Phillipians 4: 6 Don’t worry about anything; instead, pray about everything. Tell God what you need, and thank him for all he has done.*
“Eucharistias” is the greek word used there for “thank.” It means the practice of being thankful. My dean at bible school taught me that word. After becoming a widow, God started teaching her the practice of thankfulness in her very deep heartache. Thankfulness is what overflows from a heart that is dependent and focused on God. Criticalness and bossiness overflow from a heart that is worried and trying to control the situation. I mean I have never experienced that but I have heard that is what happens. (And everyone who lives with me laughed and laughed)
Somewhere between the house and the airport Sydney and I decided we would practice thankfulness. Asking God for what we needed and thanking Him for what He had done. Daunting tasks like getting the kids through TSA without one of those jokers saying something that would get them arrested caused me to worry and I became bossy. The bossiness reminded me of NOT being thankful, so I prayed, “Good Lord let us make it through security.” And when we did, I said, “Lord thank you for getting us through that nightmare.” And guess what? Practicing thankfulness left a mark on me. Sydney kept asking me, “Are you ok?” Bless her, she was waiting for my anxiety to rear it’s ugly head. I hate that she feels like she has to work around that. But I am thankful that God has changed me. (See what I did there? I thankfulness juked you) And because God is powerful enough to change us, I was able to be thankful and have the best time. Now, don’t for one-second think I did not lose my mind here and there. I did. But God is gracious and merciful and walked me through those moments too. Guess what? I got to thank Him for that too. It was such a remarkable change in me because of what God is changing in me that I cannot wait to go on another trip!
Here are some highlights.
We got to see “Come From Away.” A Broadway show about the 9/11 tragedy and what the planes that were in route to the US did when the US closed its air traffic down. It was amazing! Go see it! You will learn so much. It is also a classic minimalist set and cast, but they do such a great job of making you believe they are in a plane, or a Tim Horton’s, or a school!

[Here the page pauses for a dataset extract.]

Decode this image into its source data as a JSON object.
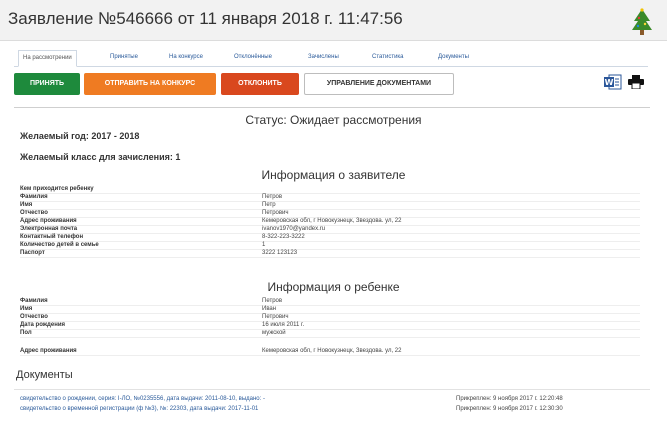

We also got to see Frozen on Broadway. If “Come From Away” was a minimalist set, Frozen is an over the top technologically advance set. It was amazing as well. There were little girls there that just cheered and cheered for Ana and Elsa. It was precious.
We also went to the 9/11 Museum. This was so profound I am going to tell you about it in another blog post.
We got to tour the NBC studio’s. This might have been the coolest just because I watch the Today Show, Jimmy Fallon and SNL so it was so cool to see there stages. I only got one pic, boo!
The kids got to do a workshop with some of the performers from Frozen. This was so cool to see. There is so much work that goes into learning the songs and choreography. I was shocked. What was cool was seeing the kids who really have that passion to be on broadway just dive in and learn the steps and the songs and at the end they were like, “I don’t want to leave!” We were not allow to post any recordings from that because Disney owns the world.
Above is the set of “Come from Away,” Radio City Music Hall, Us in Time Square, and us in front of some super funky art thing that I don’t remember the name of.
Above, the first two pics are the workshop, then the only pic of the NBC studios that I got, then us at Central Park.
*Tyndale House Publishers. Holy Bible: New Living Translation. Carol Stream, IL: Tyndale House Publishers, 2013. Print.